Bild: Die Nationalsozialisten versuchten das Verbrechen zu vertuschen, doch ein…
Das Vernichtungslager Auschwitz steht in Deutschland sinnbildlich für den
Massenmord an den Juden. Mehr als eine Million Menschen sind dort getötet
worden. Sie kamen aus ganz Europa. Fast vergessen erscheint dagegen die
„Aktion Reinhardt“, mit der die Nationalsozialisten die polnischen Juden
ermordeten. Bis zu zwei Millionen Menschen starben größtenteils in den
Vernichtungslagern Bełżec, Sobibór und Treblinka; Ortsnamen, die heute in
Vergessenheit zu geraten drohen.
Dem Historiker Stephan Lehnstaedt ist es zu verdanken, dass es nun endlich
ein kompaktes und kompetentes Überblickswerk über die „Aktion Reinhardt“
gibt – trotz einiger sachlicher Fehler. Sein Buch „Der Kern des Holocaust“
umfasst dabei nicht nur die Lagergeschichte, sondern geht auch auf die
Anfänge der NS-Verfolgungen in Polen und die Nachkriegszeit ein.
Die drei Vernichtungslager stehen für ein fast perfektes Verbrechen, bei
dem es lediglich 150 Überlebende gab. Bełżec, Sobibór und Treblinka, das
waren „Gaskammern mit Gleisanschluss“, einzig zu dem Zweck errichtet, in
möglichst kurzer Zeit eine möglichst große Zahl von Menschen umzubringen.

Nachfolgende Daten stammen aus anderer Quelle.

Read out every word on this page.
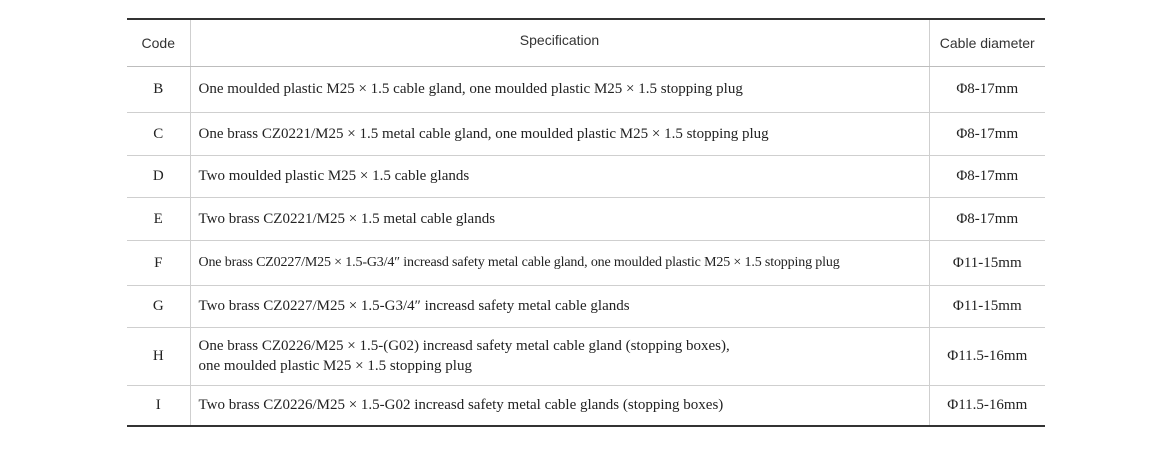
Code	Specification	Cable diameter
B	One moulded plastic M25 × 1.5 cable gland, one moulded plastic M25 × 1.5 stopping plug	Φ8-17mm
C	One brass CZ0221/M25 × 1.5 metal cable gland, one moulded plastic M25 × 1.5 stopping plug	Φ8-17mm
D	Two moulded plastic M25 × 1.5 cable glands	Φ8-17mm
E	Two brass CZ0221/M25 × 1.5 metal cable glands	Φ8-17mm
F	One brass CZ0227/M25 × 1.5-G3/4″ increasd safety metal cable gland, one moulded plastic M25 × 1.5 stopping plug	Φ11-15mm
G	Two brass CZ0227/M25 × 1.5-G3/4″ increasd safety metal cable glands	Φ11-15mm
H	One brass CZ0226/M25 × 1.5-(G02) increasd safety metal cable gland (stopping boxes),
one moulded plastic M25 × 1.5 stopping plug	Φ11.5-16mm
I	Two brass CZ0226/M25 × 1.5-G02 increasd safety metal cable glands (stopping boxes)	Φ11.5-16mm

Es gab dort keine Selektion zur Zwangsarbeit wie in [1][Auschwitz]: Bis auf
wenige hundert sogenannte Arbeitsjuden, die in den Lagern zu Hilfsdiensten
gezwungen wurden, konnte niemand den Gaskammern entkommen. Und auch kaum
einer der Sklavenarbeiter überlebte.
So konnten nach dem Krieg nur einige Frauen und Männer von dem berichten,
was in den Lagern geschehen war. Die Nazis hatten zuvor akribisch dafür
gesorgt, dass kaum Spuren ihrer Verbrechen übrig blieben. Nur eineinhalb
Jahre, beginnend 1942, reichten aus, um dort den größten Teil der
polnischen Juden umzubringen; es starben dort aber auch Deportierte aus
Deutschland, Österreich, Frankreich, den Niederlanden und weiteren Ländern.

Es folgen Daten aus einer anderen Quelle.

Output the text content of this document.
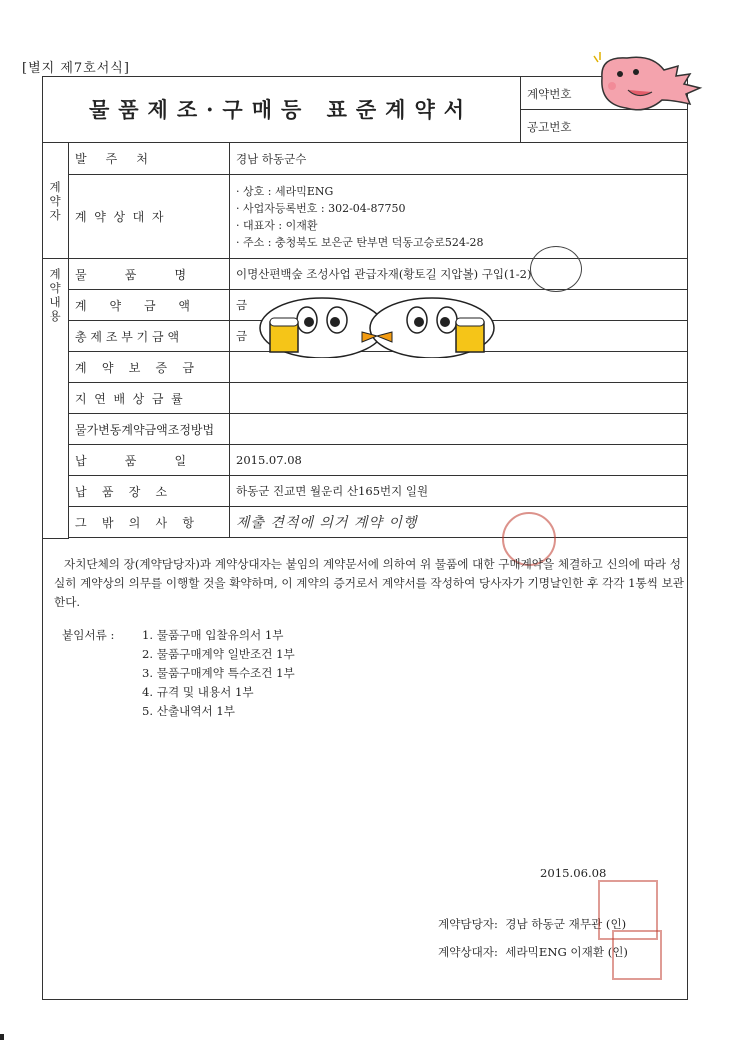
[별지 제7호서식]
물품제조·구매등 표준계약서
계약번호
공고번호
계
약
자	발     주     처	경남 하동군수
	계  약  상  대  자	· 상호 : 세라믹ENG
· 사업자등록번호 : 302-04-87750
· 대표자 : 이재환
· 주소 : 충청북도 보은군 탄부면 덕동고승로524-28

계
약
내
용	물          품          명	이명산편백숲 조성사업 관급자재(황토길 지압볼) 구입(1-2)
	계      약      금      액	금
	총 제 조 부 기 금 액	금
	계    약    보    증    금	
	지  연  배  상  금  률	
	물가변동계약금액조정방법	
	납          품          일	2015.07.08
	납    품    장    소	하동군 진교면 월운리 산165번지 일원
	그    밖    의    사    항	제출 견적에 의거 계약 이행

자치단체의 장(계약담당자)과 계약상대자는 붙임의 계약문서에 의하여 위 물품에 대한 구매계약을 체결하고 신의에 따라 성실히 계약상의 의무를 이행할 것을 확약하며, 이 계약의 증거로서 계약서를 작성하여 당사자가 기명날인한 후 각각 1통씩 보관한다.
붙임서류 :	1. 물품구매 입찰유의서 1부
2. 물품구매계약 일반조건 1부
3. 물품구매계약 특수조건 1부
4. 규격 및 내용서 1부
5. 산출내역서 1부
2015.06.08
계약담당자:  경남 하동군 재무관 (인)
계약상대자:  세라믹ENG 이재환 (인)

Danach ließ die SS alle Gebäude niederreißen und pflanzte dort Bäume –
nichts sollte an das Verbrechen erinnern. Es sind keine Baupläne erhalten,
es existieren kaum schriftliche Unterlagen – der leitende Massenmörder, SS-
und Polizeiführer Odilo Globocnik hinterließ kaum mehr als die Asche der
Verbrannten.
Und: Das SS-Personal bestand in den Lagern nur aus jeweils gut 20 Mann, die
eigentliche „Arbeit“ erledigten „Hilfswillige“, meist ukrainische
Kriegsgefangene, die in Schnellkursen zu Massenmördern ausgebildet worden
waren. Es handelte sich, so Lehnstaedt, um eine „arbeitsteilige
Kollektivtat mit einer kleinen Kerngruppe überzeugter Fanatiker“.
## Doch kein perfektes Verbrechen
Andererseits: An der Organisation der „Aktion Reinhardt“ waren Zehntausende
Menschen beteiligt, nicht nur SS und „Hilfswillige“, sondern auch die
deutsche Zivilverwaltung, polnische Polizei, Eisenbahner und andere.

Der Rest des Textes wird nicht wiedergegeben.